# Why does NDSolve and NIntegrate not give the same result? [closed]

I have plotted solution of two equivalent equations one in Integral form (right chart) the other in Differential form (left chart) using NDSolve and NIntegrate but they give me completely different graphs. Can somebody explain why this is happening?

My NIntegrate code for the right hand chart:

Subscript[Ω, rad] = 10^-4;
Subscript[Ω, mat] = 0.3;
Subscript[Ω, Λ] = 0.7;
Subscript[H, 0] = 2*10^-18;
c = 3*10^8;
Subscript[a, 0] = 10^-10;
H[z_] := Subscript[H,
0]*(Subscript[Ω, rad] (1 + z)^4 +
Subscript[Ω, mat] (1 + z)^3 +
Subscript[Ω, Λ])^0.5;
Plot[6 (1 + x)^3*
NIntegrate[(H[z] - (1 + z) H'[z])/(1 + z)^4, {z, x, 100000}], {x, 0,100000}]


The NDSolve code for the left hand chart:

Subscript[Ω, rad] = 10^-4;
Subscript[Ω, mat] = 0.3;
Subscript[Ω, Λ] = 0.7;
Subscript[H, 0] = 2*10^-18;
c = 3*10^8;
Subscript[a, 0] = 10^-10;
Subscript[z, i] = 10^5;

H[z_] := Subscript[H,0]*(Subscript[Ω, rad] (1 + z)^4 + Subscript[Ω, mat] (1 + z)^3 +Subscript[Ω,Λ])^0.5;
ϵ[z_] := H'[z]/H[z] (1 + z);

s = NDSolve[{(1 + z)^2 ϕ''[z] - (2 - ϵ[z]) (1 + z) ϕ'[z]== 6 (1 - ϵ[z]), ϕ[0] == 0, ϕ'[0] == 0}, ϕ, {z, 0, Subscript[z, i]}];
Z[z_] := -((c*ϕ'[z] H[z] (1 + z))/Subscript[a, 0])^2

Plot[Evaluate[-((c*ϕ'[z] H[z] (1 + z))/Subscript[a, 0])^2 /.s], {z, 0, 10^5}]


The relevant equations are $$Z=-(\frac{c \dot{\phi}}{a_0})^2$$ dot is derivative with respect to time and ' is derivative with respect to $z$ (Note: capital Z and small z are different)$$\frac{dz}{dt}=-H(1+z)$$ and $$\phi(t)=6\int_{t_i}^{t}\frac{dt'}{a^3(t')}\int_{t_i}^{t'}dt''a^3(t'')[\dot{H(t'')}+H^2(t'')]$$

## closed as off-topic by march, m_goldberg, user9660, MarcoB, Yves KlettMay 26 '16 at 6:00

This question appears to be off-topic. The users who voted to close gave this specific reason:

• "This question arises due to a simple mistake such as a trivial syntax error, incorrect capitalization, spelling mistake, or other typographical error and is unlikely to help any future visitors, or else it is easily found in the documentation." – march, m_goldberg, Community, MarcoB, Yves Klett
If this question can be reworded to fit the rules in the help center, please edit the question.
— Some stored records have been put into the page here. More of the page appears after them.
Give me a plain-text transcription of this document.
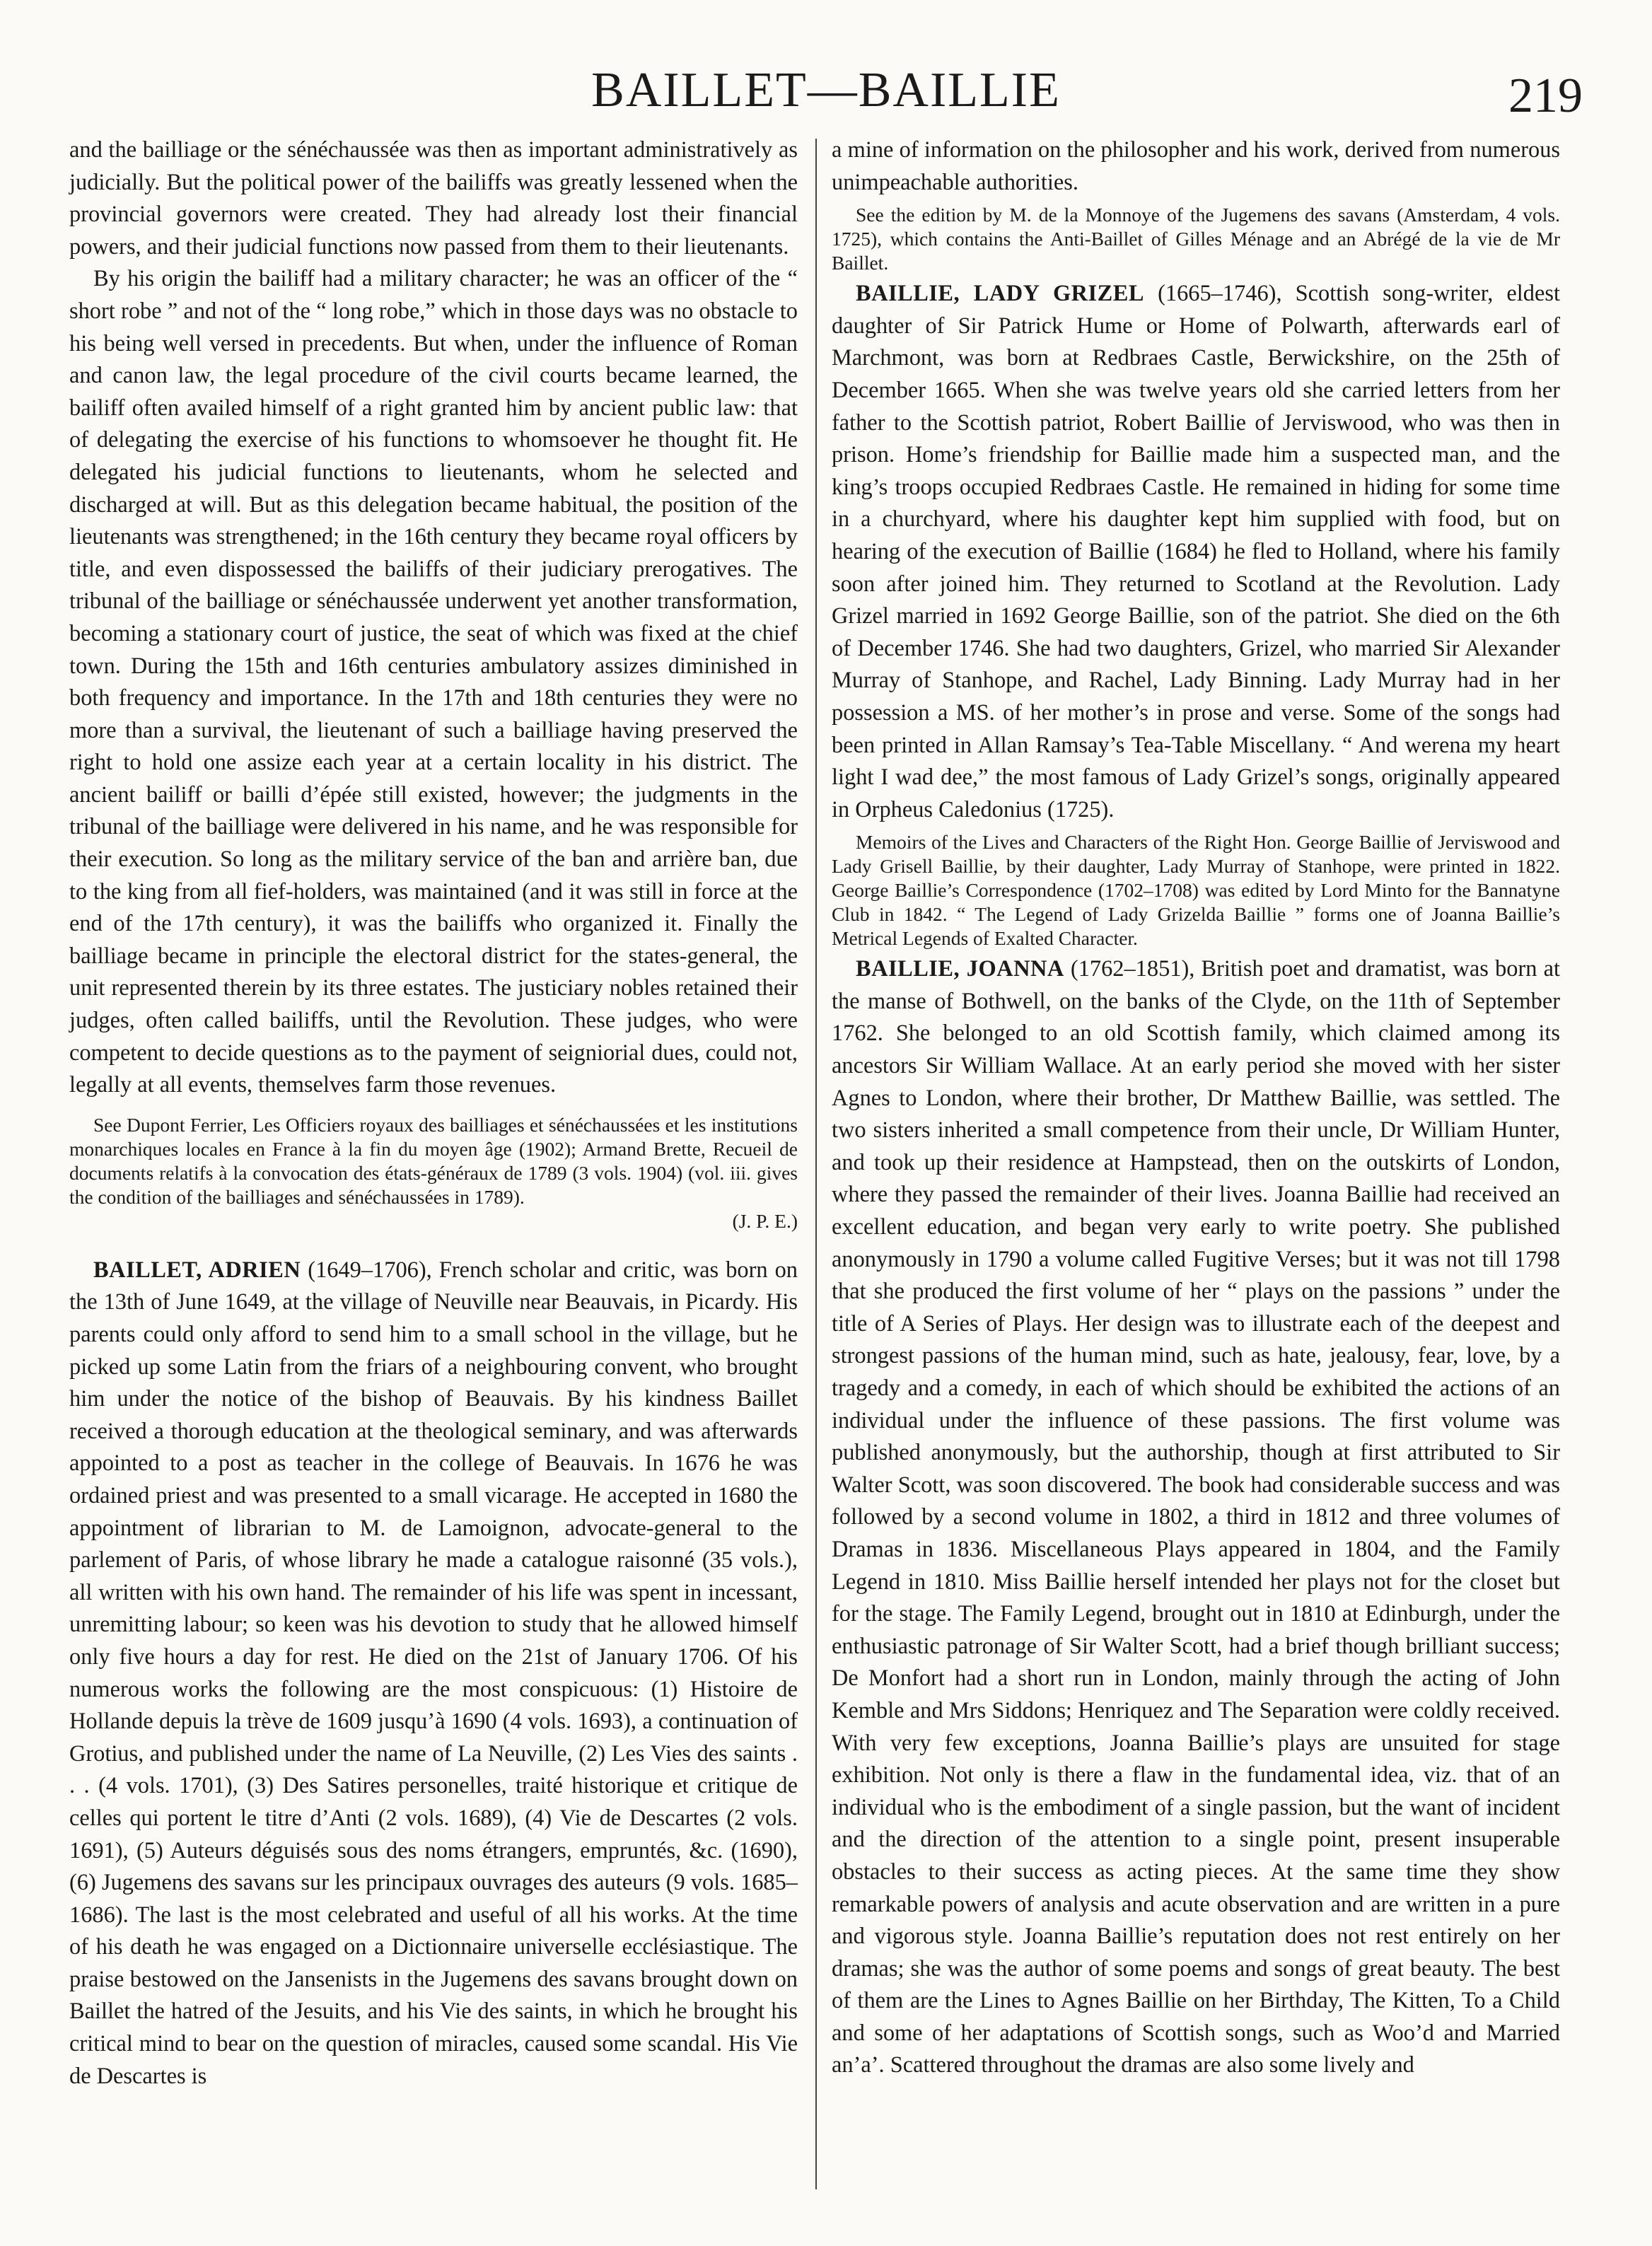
BAILLET—BAILLIE	219

and the bailliage or the sénéchaussée was then as important administratively as judicially. But the political power of the bailiffs was greatly lessened when the provincial governors were created. They had already lost their financial powers, and their judicial functions now passed from them to their lieutenants.

By his origin the bailiff had a military character; he was an officer of the “ short robe ” and not of the “ long robe,” which in those days was no obstacle to his being well versed in precedents. But when, under the influence of Roman and canon law, the legal procedure of the civil courts became learned, the bailiff often availed himself of a right granted him by ancient public law: that of delegating the exercise of his functions to whomsoever he thought fit. He delegated his judicial functions to lieutenants, whom he selected and discharged at will. But as this delegation became habitual, the position of the lieutenants was strengthened; in the 16th century they became royal officers by title, and even dispossessed the bailiffs of their judiciary prerogatives. The tribunal of the bailliage or sénéchaussée underwent yet another transformation, becoming a stationary court of justice, the seat of which was fixed at the chief town. During the 15th and 16th centuries ambulatory assizes diminished in both frequency and importance. In the 17th and 18th centuries they were no more than a survival, the lieutenant of such a bailliage having preserved the right to hold one assize each year at a certain locality in his district. The ancient bailiff or bailli d’épée still existed, however; the judgments in the tribunal of the bailliage were delivered in his name, and he was responsible for their execution. So long as the military service of the ban and arrière ban, due to the king from all fief-holders, was maintained (and it was still in force at the end of the 17th century), it was the bailiffs who organized it. Finally the bailliage became in principle the electoral district for the states-general, the unit represented therein by its three estates. The justiciary nobles retained their judges, often called bailiffs, until the Revolution. These judges, who were competent to decide questions as to the payment of seigniorial dues, could not, legally at all events, themselves farm those revenues.

See Dupont Ferrier, Les Officiers royaux des bailliages et sénéchaussées et les institutions monarchiques locales en France à la fin du moyen âge (1902); Armand Brette, Recueil de documents relatifs à la convocation des états-généraux de 1789 (3 vols. 1904) (vol. iii. gives the condition of the bailliages and sénéchaussées in 1789).

(J. P. E.)

BAILLET, ADRIEN (1649–1706), French scholar and critic, was born on the 13th of June 1649, at the village of Neuville near Beauvais, in Picardy. His parents could only afford to send him to a small school in the village, but he picked up some Latin from the friars of a neighbouring convent, who brought him under the notice of the bishop of Beauvais. By his kindness Baillet received a thorough education at the theological seminary, and was afterwards appointed to a post as teacher in the college of Beauvais. In 1676 he was ordained priest and was presented to a small vicarage. He accepted in 1680 the appointment of librarian to M. de Lamoignon, advocate-general to the parlement of Paris, of whose library he made a catalogue raisonné (35 vols.), all written with his own hand. The remainder of his life was spent in incessant, unremitting labour; so keen was his devotion to study that he allowed himself only five hours a day for rest. He died on the 21st of January 1706. Of his numerous works the following are the most conspicuous: (1) Histoire de Hollande depuis la trève de 1609 jusqu’à 1690 (4 vols. 1693), a continuation of Grotius, and published under the name of La Neuville, (2) Les Vies des saints . . . (4 vols. 1701), (3) Des Satires personelles, traité historique et critique de celles qui portent le titre d’Anti (2 vols. 1689), (4) Vie de Descartes (2 vols. 1691), (5) Auteurs déguisés sous des noms étrangers, empruntés, &c. (1690), (6) Jugemens des savans sur les principaux ouvrages des auteurs (9 vols. 1685–1686). The last is the most celebrated and useful of all his works. At the time of his death he was engaged on a Dictionnaire universelle ecclésiastique. The praise bestowed on the Jansenists in the Jugemens des savans brought down on Baillet the hatred of the Jesuits, and his Vie des saints, in which he brought his critical mind to bear on the question of miracles, caused some scandal. His Vie de Descartes is

a mine of information on the philosopher and his work, derived from numerous unimpeachable authorities.

See the edition by M. de la Monnoye of the Jugemens des savans (Amsterdam, 4 vols. 1725), which contains the Anti-Baillet of Gilles Ménage and an Abrégé de la vie de Mr Baillet.

BAILLIE, LADY GRIZEL (1665–1746), Scottish song-writer, eldest daughter of Sir Patrick Hume or Home of Polwarth, afterwards earl of Marchmont, was born at Redbraes Castle, Berwickshire, on the 25th of December 1665. When she was twelve years old she carried letters from her father to the Scottish patriot, Robert Baillie of Jerviswood, who was then in prison. Home’s friendship for Baillie made him a suspected man, and the king’s troops occupied Redbraes Castle. He remained in hiding for some time in a churchyard, where his daughter kept him supplied with food, but on hearing of the execution of Baillie (1684) he fled to Holland, where his family soon after joined him. They returned to Scotland at the Revolution. Lady Grizel married in 1692 George Baillie, son of the patriot. She died on the 6th of December 1746. She had two daughters, Grizel, who married Sir Alexander Murray of Stanhope, and Rachel, Lady Binning. Lady Murray had in her possession a MS. of her mother’s in prose and verse. Some of the songs had been printed in Allan Ramsay’s Tea-Table Miscellany. “ And werena my heart light I wad dee,” the most famous of Lady Grizel’s songs, originally appeared in Orpheus Caledonius (1725).

Memoirs of the Lives and Characters of the Right Hon. George Baillie of Jerviswood and Lady Grisell Baillie, by their daughter, Lady Murray of Stanhope, were printed in 1822. George Baillie’s Correspondence (1702–1708) was edited by Lord Minto for the Bannatyne Club in 1842. “ The Legend of Lady Grizelda Baillie ” forms one of Joanna Baillie’s Metrical Legends of Exalted Character.

BAILLIE, JOANNA (1762–1851), British poet and dramatist, was born at the manse of Bothwell, on the banks of the Clyde, on the 11th of September 1762. She belonged to an old Scottish family, which claimed among its ancestors Sir William Wallace. At an early period she moved with her sister Agnes to London, where their brother, Dr Matthew Baillie, was settled. The two sisters inherited a small competence from their uncle, Dr William Hunter, and took up their residence at Hampstead, then on the outskirts of London, where they passed the remainder of their lives. Joanna Baillie had received an excellent education, and began very early to write poetry. She published anonymously in 1790 a volume called Fugitive Verses; but it was not till 1798 that she produced the first volume of her “ plays on the passions ” under the title of A Series of Plays. Her design was to illustrate each of the deepest and strongest passions of the human mind, such as hate, jealousy, fear, love, by a tragedy and a comedy, in each of which should be exhibited the actions of an individual under the influence of these passions. The first volume was published anonymously, but the authorship, though at first attributed to Sir Walter Scott, was soon discovered. The book had considerable success and was followed by a second volume in 1802, a third in 1812 and three volumes of Dramas in 1836. Miscellaneous Plays appeared in 1804, and the Family Legend in 1810. Miss Baillie herself intended her plays not for the closet but for the stage. The Family Legend, brought out in 1810 at Edinburgh, under the enthusiastic patronage of Sir Walter Scott, had a brief though brilliant success; De Monfort had a short run in London, mainly through the acting of John Kemble and Mrs Siddons; Henriquez and The Separation were coldly received. With very few exceptions, Joanna Baillie’s plays are unsuited for stage exhibition. Not only is there a flaw in the fundamental idea, viz. that of an individual who is the embodiment of a single passion, but the want of incident and the direction of the attention to a single point, present insuperable obstacles to their success as acting pieces. At the same time they show remarkable powers of analysis and acute observation and are written in a pure and vigorous style. Joanna Baillie’s reputation does not rest entirely on her dramas; she was the author of some poems and songs of great beauty. The best of them are the Lines to Agnes Baillie on her Birthday, The Kitten, To a Child and some of her adaptations of Scottish songs, such as Woo’d and Married an’a’. Scattered throughout the dramas are also some lively and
• We can't explain without seeing your specific code, preferably a simplified version that shows the same behavior. – march May 22 '16 at 0:25
• sure I am gonna copy the code and paste it here – MSB May 22 '16 at 0:26
• I ahve written the codes now – MSB May 22 '16 at 1:10
• Would you mind also mentioning a bit of background on where you got these equations from? The most obvious recommendation I can give at the moment is for you to use exact constants (e.g. 1/2 instead of 0.5). – J. M. will be back soon May 22 '16 at 1:34
• Not sure about how well Subscript is handled. Personally I have come to avoid it as the devil will holy water. As I don't want to worry about Downvalues or not I often end up simply using variable names like \[CapitalOmega]rad in one symbol. – gwr May 22 '16 at 10:00

I have found my mistake. It was on the initial condition if we take $$\phi(zi)=0$$ and $$\phi'(zi)=0$$ the both methods will give the exact same solution.